Daily market key data review and trend analysis, produced by PANews.
Macroeconomic Market
The global central bank's "hawkish hold" has shattered the bulls' defense line. Federal Reserve Chairman Powell stated that interest rate cuts this year are unlikely unless there is progress on inflation. The high interest rate environment combined with inflation concerns has led to a collective flash crash in precious metals and industrial metals. Gold plummeted 6% yesterday, dropping to near the $4500 mark, hitting a six-week low, while Silver flashed a 12% crash during trading and eventually closed down 3.3%. LME Aluminum also recorded its largest single-day drop since 2018 (nearly 8%). Peter Boockvar from One Point BFG pointed out that inflation risk is diminishing rate cut expectations, and rising global interest rates are mercilessly dragging down precious metals. Although Yardeni Research believes a 70s-style stagflation is unlikely to reoccur, Goldman Sachs' Christian Mueller-Glissmann firmly believes that if stagflation does arrive, gold will still be a core asset choice.

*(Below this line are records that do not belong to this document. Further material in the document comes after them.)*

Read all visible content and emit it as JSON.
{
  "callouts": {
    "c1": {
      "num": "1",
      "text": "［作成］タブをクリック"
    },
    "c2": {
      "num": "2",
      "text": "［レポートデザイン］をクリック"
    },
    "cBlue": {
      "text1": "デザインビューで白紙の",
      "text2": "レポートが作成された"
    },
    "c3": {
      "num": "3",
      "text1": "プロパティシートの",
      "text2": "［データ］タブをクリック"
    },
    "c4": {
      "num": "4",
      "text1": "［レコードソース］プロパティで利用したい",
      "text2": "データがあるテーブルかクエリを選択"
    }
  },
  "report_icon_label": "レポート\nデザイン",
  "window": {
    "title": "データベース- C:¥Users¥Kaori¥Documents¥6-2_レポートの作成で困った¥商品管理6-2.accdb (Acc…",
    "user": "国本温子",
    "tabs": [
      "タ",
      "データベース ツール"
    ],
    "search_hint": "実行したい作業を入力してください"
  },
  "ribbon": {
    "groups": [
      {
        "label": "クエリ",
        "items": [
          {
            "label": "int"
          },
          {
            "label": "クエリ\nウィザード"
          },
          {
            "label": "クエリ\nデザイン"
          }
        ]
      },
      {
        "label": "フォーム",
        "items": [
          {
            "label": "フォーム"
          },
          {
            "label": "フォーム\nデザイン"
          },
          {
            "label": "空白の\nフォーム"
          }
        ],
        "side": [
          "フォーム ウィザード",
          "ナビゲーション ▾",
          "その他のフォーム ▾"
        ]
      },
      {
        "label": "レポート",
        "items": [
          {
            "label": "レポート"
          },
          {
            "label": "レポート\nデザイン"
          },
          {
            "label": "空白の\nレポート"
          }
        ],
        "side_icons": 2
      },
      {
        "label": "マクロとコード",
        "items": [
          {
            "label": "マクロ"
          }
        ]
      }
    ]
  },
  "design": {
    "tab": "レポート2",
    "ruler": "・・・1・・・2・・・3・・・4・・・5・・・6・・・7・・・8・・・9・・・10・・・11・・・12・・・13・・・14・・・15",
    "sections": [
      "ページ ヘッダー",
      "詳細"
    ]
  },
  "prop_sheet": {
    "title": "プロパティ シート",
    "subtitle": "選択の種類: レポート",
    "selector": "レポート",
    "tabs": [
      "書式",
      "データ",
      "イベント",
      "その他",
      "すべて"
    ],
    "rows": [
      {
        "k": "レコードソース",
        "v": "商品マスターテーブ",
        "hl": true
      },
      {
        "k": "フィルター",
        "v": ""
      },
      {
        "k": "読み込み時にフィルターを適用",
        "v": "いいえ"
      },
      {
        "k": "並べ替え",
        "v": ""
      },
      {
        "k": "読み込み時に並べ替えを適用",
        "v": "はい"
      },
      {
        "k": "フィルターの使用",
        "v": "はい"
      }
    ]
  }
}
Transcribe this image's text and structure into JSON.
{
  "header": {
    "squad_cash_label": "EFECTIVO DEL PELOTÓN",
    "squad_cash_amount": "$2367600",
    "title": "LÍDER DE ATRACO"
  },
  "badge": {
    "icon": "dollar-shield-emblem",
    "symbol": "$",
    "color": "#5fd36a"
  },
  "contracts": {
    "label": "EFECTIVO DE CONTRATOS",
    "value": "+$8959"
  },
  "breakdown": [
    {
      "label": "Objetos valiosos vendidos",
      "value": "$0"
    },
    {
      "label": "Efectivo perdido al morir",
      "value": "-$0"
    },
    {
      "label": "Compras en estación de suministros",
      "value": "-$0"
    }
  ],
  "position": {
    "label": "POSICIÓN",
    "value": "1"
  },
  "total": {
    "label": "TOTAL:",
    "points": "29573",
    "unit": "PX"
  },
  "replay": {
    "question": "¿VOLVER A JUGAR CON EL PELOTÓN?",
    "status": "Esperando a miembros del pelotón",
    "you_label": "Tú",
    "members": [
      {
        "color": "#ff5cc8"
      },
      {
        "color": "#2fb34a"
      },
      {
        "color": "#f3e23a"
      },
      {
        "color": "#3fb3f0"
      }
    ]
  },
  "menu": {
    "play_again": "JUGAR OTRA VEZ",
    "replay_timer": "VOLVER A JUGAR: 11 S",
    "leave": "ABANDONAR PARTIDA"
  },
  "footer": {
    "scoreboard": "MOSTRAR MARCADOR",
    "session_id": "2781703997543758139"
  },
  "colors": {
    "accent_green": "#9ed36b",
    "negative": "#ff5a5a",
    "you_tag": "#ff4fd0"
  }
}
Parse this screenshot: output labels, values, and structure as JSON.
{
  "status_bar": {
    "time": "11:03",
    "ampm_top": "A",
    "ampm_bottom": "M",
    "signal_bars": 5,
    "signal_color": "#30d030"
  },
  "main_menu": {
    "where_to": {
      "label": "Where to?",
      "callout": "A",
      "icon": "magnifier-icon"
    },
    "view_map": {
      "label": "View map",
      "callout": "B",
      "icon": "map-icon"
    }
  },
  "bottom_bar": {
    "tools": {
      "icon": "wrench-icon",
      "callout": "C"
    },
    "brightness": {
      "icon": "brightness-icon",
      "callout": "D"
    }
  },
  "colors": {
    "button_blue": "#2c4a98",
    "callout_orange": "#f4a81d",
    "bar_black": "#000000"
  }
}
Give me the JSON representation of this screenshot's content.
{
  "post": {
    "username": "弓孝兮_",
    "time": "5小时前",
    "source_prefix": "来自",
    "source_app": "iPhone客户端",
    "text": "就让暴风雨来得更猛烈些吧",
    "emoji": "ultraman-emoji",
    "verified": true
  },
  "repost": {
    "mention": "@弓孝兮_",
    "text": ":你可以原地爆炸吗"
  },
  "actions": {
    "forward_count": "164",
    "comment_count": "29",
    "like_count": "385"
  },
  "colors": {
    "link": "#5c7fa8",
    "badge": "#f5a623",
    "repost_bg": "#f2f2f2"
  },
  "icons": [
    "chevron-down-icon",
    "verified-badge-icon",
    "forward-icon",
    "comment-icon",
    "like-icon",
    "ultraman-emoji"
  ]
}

It is noteworthy that Wall Street will face options expiration with a nominal value of up to $5.7 trillion on Friday, setting a record for Citi since records began in 1996 for March settlements. This expiration includes $4.1 trillion in index contracts, $772 billion in ETF options, and $875 billion in individual stock options.
Crude Oil Market
As of March 20, the military conflict between the U.S., Israel, and Iran has entered its 21st day, resulting in over 4,100 deaths. In response to soaring oil prices, Trump demanded Israeli Prime Minister Netanyahu stop attacks on energy infrastructure and announced a waiver of Russian oil sanctions until April 2026, promising to "take all necessary measures to maintain stable oil prices."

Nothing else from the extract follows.